Jakarta’s head of the Parks and City Forest Office, Suzi Marsitawati, said: “Their appetites have returned and they are back to being active.”

She said authorities were now trying to find out how the tigers became infected.

“When the animals started to show symptoms, the Ragunan Zoo was already closed due to emergency mobility restrictions.”

None of the caretakers and workers had tested positive with coronavirus around the time the animals were infected, she added.

Indonesia has suffered the worst COVID-19 infection rate in southeast Asia with over 3.4 million cases and more than 94,000 deaths since the start of the pandemic.

Ramil, a male snow leopard, tested positive for COVID at San Diego Zoo. Pic: AP

Image:
Ramil, a male snow leopard, tested positive for COVID at San Diego Zoo.
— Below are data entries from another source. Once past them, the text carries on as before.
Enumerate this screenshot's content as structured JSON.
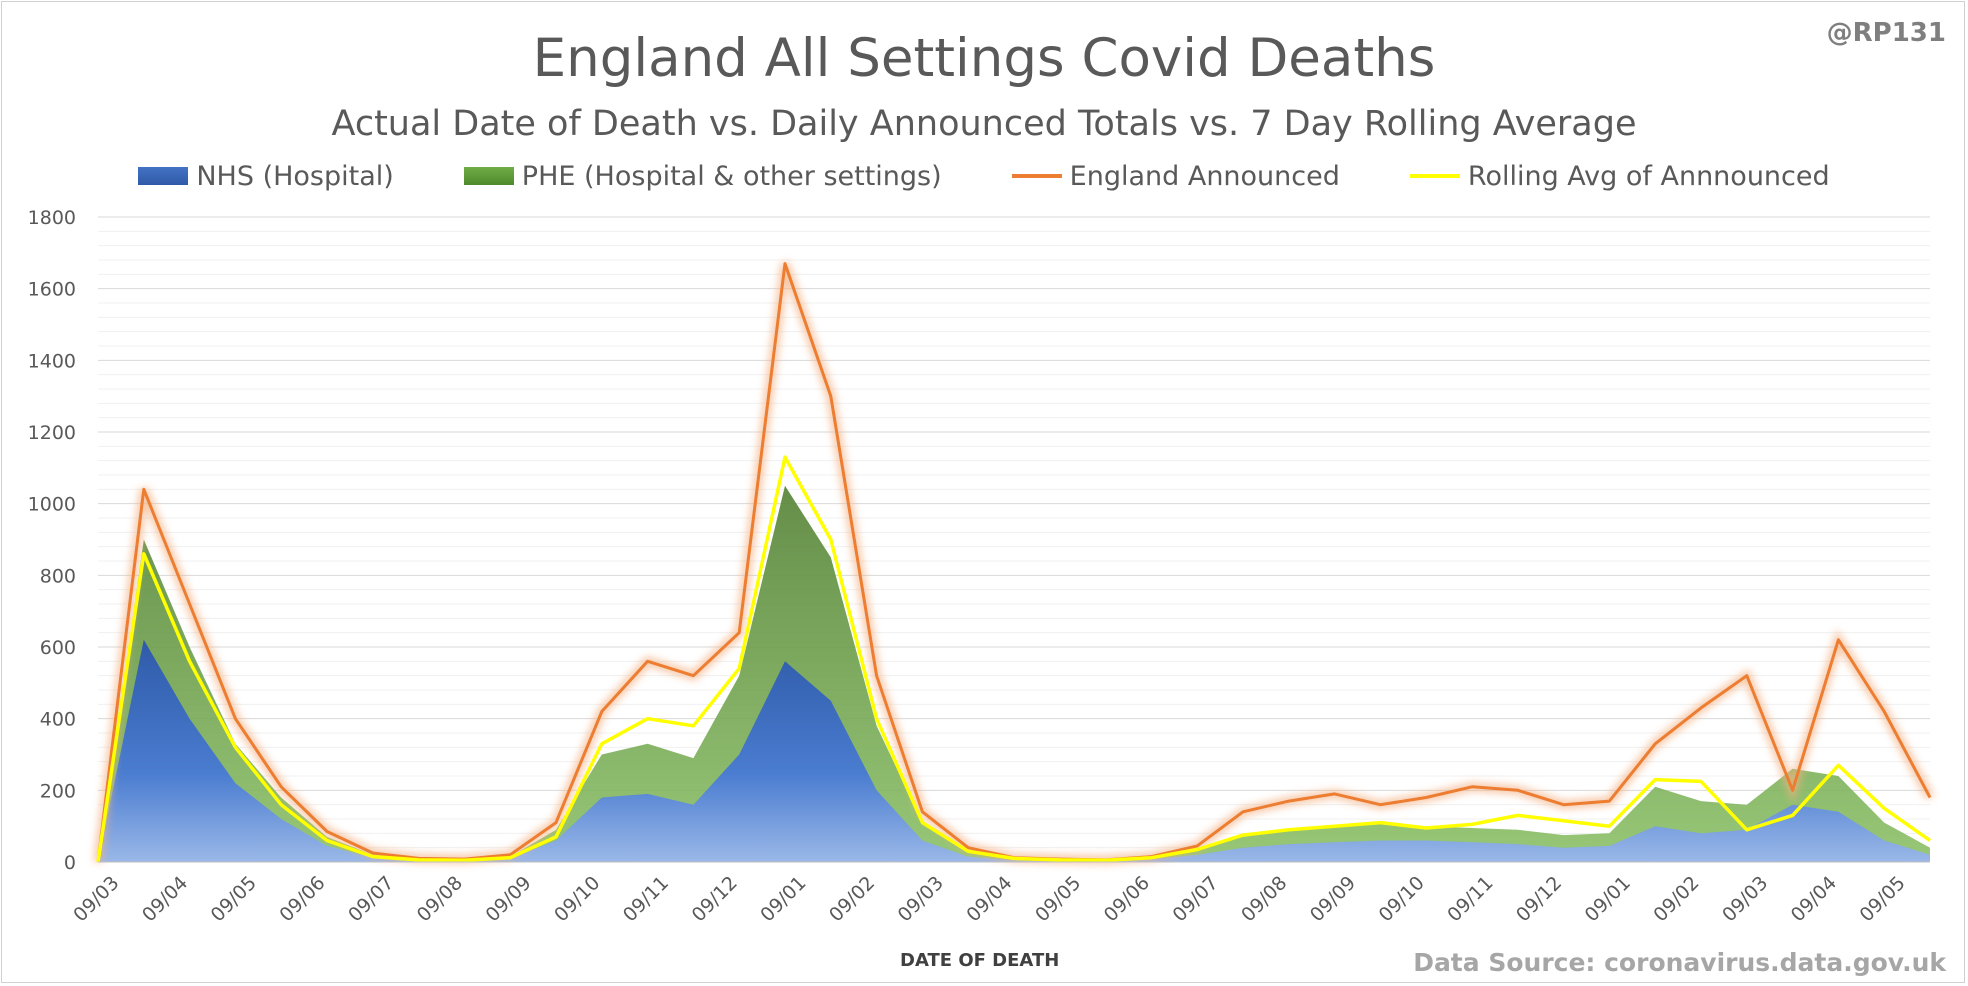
{
  "header": {
    "handle": "@RP131",
    "title": "England All Settings Covid Deaths",
    "subtitle": "Actual Date of Death vs. Daily Announced Totals vs. 7 Day Rolling Average"
  },
  "footer": {
    "source": "Data Source: coronavirus.data.gov.uk"
  },
  "chart_data": {
    "type": "area",
    "xlabel": "DATE OF DEATH",
    "ylabel": "",
    "ylim": [
      0,
      1800
    ],
    "yticks": [
      0,
      200,
      400,
      600,
      800,
      1000,
      1200,
      1400,
      1600,
      1800
    ],
    "grid": true,
    "legend_position": "top",
    "x_tick_labels": [
      "09/03",
      "09/04",
      "09/05",
      "09/06",
      "09/07",
      "09/08",
      "09/09",
      "09/10",
      "09/11",
      "09/12",
      "09/01",
      "09/02",
      "09/03",
      "09/04",
      "09/05",
      "09/06",
      "09/07",
      "09/08",
      "09/09",
      "09/10",
      "09/11",
      "09/12",
      "09/01",
      "09/02",
      "09/03",
      "09/04",
      "09/05"
    ],
    "series": [
      {
        "name": "NHS (Hospital)",
        "kind": "area",
        "color": "#4472c4",
        "values": [
          0,
          620,
          400,
          220,
          120,
          45,
          12,
          5,
          4,
          10,
          60,
          180,
          190,
          160,
          300,
          560,
          450,
          200,
          60,
          15,
          5,
          4,
          3,
          8,
          20,
          40,
          50,
          55,
          60,
          60,
          55,
          50,
          40,
          45,
          100,
          80,
          90,
          160,
          140,
          60,
          20
        ]
      },
      {
        "name": "PHE (Hospital & other settings)",
        "kind": "area",
        "color": "#70ad47",
        "values": [
          0,
          900,
          600,
          330,
          180,
          70,
          20,
          8,
          6,
          15,
          90,
          300,
          330,
          290,
          520,
          1050,
          850,
          380,
          110,
          30,
          10,
          6,
          5,
          12,
          35,
          70,
          90,
          100,
          105,
          100,
          95,
          90,
          75,
          80,
          210,
          170,
          160,
          260,
          240,
          110,
          40
        ]
      },
      {
        "name": "England Announced",
        "kind": "line",
        "color": "#ed7d31",
        "values": [
          0,
          1040,
          720,
          400,
          210,
          85,
          25,
          10,
          8,
          20,
          110,
          420,
          560,
          520,
          640,
          1670,
          1300,
          520,
          140,
          40,
          12,
          8,
          6,
          15,
          45,
          140,
          170,
          190,
          160,
          180,
          210,
          200,
          160,
          170,
          330,
          430,
          520,
          200,
          620,
          420,
          180
        ]
      },
      {
        "name": "Rolling Avg of Annnounced",
        "kind": "line",
        "color": "#ffff00",
        "values": [
          0,
          860,
          560,
          320,
          160,
          60,
          15,
          6,
          5,
          12,
          70,
          330,
          400,
          380,
          540,
          1130,
          900,
          400,
          110,
          30,
          10,
          6,
          5,
          12,
          35,
          75,
          90,
          100,
          110,
          95,
          105,
          130,
          115,
          100,
          230,
          225,
          90,
          130,
          270,
          150,
          60
        ]
      }
    ]
  }
}
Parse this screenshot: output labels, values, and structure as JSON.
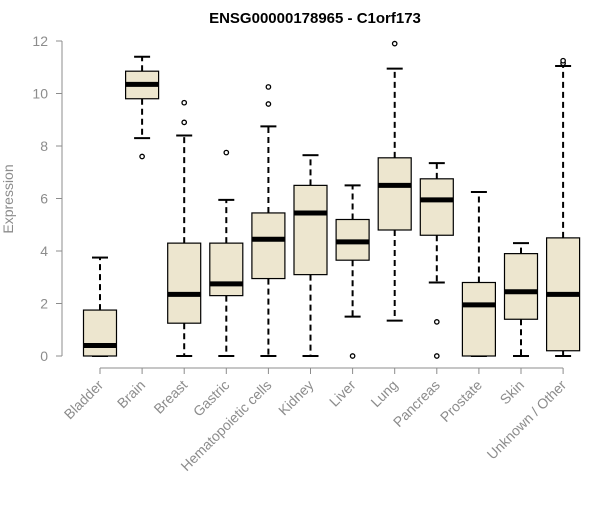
{
  "chart_data": {
    "type": "box",
    "title": "ENSG00000178965 - C1orf173",
    "xlabel": "",
    "ylabel": "Expression",
    "ylim": [
      0,
      12
    ],
    "yticks": [
      0,
      2,
      4,
      6,
      8,
      10,
      12
    ],
    "grid": false,
    "legend": "none",
    "box_fill": "#ede6cf",
    "box_stroke": "#000000",
    "axis_text_color": "#8c8c8c",
    "categories": [
      "Bladder",
      "Brain",
      "Breast",
      "Gastric",
      "Hematopoietic cells",
      "Kidney",
      "Liver",
      "Lung",
      "Pancreas",
      "Prostate",
      "Skin",
      "Unknown / Other"
    ],
    "boxes": [
      {
        "whisker_low": 0,
        "q1": 0,
        "median": 0.4,
        "q3": 1.75,
        "whisker_high": 3.75,
        "outliers": []
      },
      {
        "whisker_low": 8.3,
        "q1": 9.8,
        "median": 10.35,
        "q3": 10.85,
        "whisker_high": 11.4,
        "outliers": [
          7.6
        ]
      },
      {
        "whisker_low": 0,
        "q1": 1.25,
        "median": 2.35,
        "q3": 4.3,
        "whisker_high": 8.4,
        "outliers": [
          8.9,
          9.65
        ]
      },
      {
        "whisker_low": 0,
        "q1": 2.3,
        "median": 2.75,
        "q3": 4.3,
        "whisker_high": 5.95,
        "outliers": [
          7.75
        ]
      },
      {
        "whisker_low": 0,
        "q1": 2.95,
        "median": 4.45,
        "q3": 5.45,
        "whisker_high": 8.75,
        "outliers": [
          9.6,
          10.25
        ]
      },
      {
        "whisker_low": 0,
        "q1": 3.1,
        "median": 5.45,
        "q3": 6.5,
        "whisker_high": 7.65,
        "outliers": []
      },
      {
        "whisker_low": 1.5,
        "q1": 3.65,
        "median": 4.35,
        "q3": 5.2,
        "whisker_high": 6.5,
        "outliers": [
          0
        ]
      },
      {
        "whisker_low": 1.35,
        "q1": 4.8,
        "median": 6.5,
        "q3": 7.55,
        "whisker_high": 10.95,
        "outliers": [
          11.9
        ]
      },
      {
        "whisker_low": 2.8,
        "q1": 4.6,
        "median": 5.95,
        "q3": 6.75,
        "whisker_high": 7.35,
        "outliers": [
          1.3,
          0
        ]
      },
      {
        "whisker_low": 0,
        "q1": 0,
        "median": 1.95,
        "q3": 2.8,
        "whisker_high": 6.25,
        "outliers": []
      },
      {
        "whisker_low": 0,
        "q1": 1.4,
        "median": 2.45,
        "q3": 3.9,
        "whisker_high": 4.3,
        "outliers": []
      },
      {
        "whisker_low": 0,
        "q1": 0.2,
        "median": 2.35,
        "q3": 4.5,
        "whisker_high": 11.05,
        "outliers": [
          11.15,
          11.25
        ]
      }
    ]
  }
}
Pic: AP

It comes just days after it was revealed that a male snow leopard tested positive for COVID-19 at San Diego Zoo in California.

Caretakers noticed that the nine-year-old animal, called Ramil, was struggling with a cough and a runny nose.

Zoo staff tested a stool sample which confirmed Ramil had COVID-19 and he was placed into isolation alongside a female snow leopard and two Amur leopards with which he shares an enclosure.

Unlike other big cats and apes at the zoo, Ramil had not been vaccinated against the virus, but was said to be “doing well” by staff.

In January, eight gorillas at sister facility the San Diego Zoo Safari Park became infected with COVID-19 in the first known case of the virus spreading to apes.

It led to an experimental vaccine being administered to species deemed most at risk from COVID following a request from the zoo.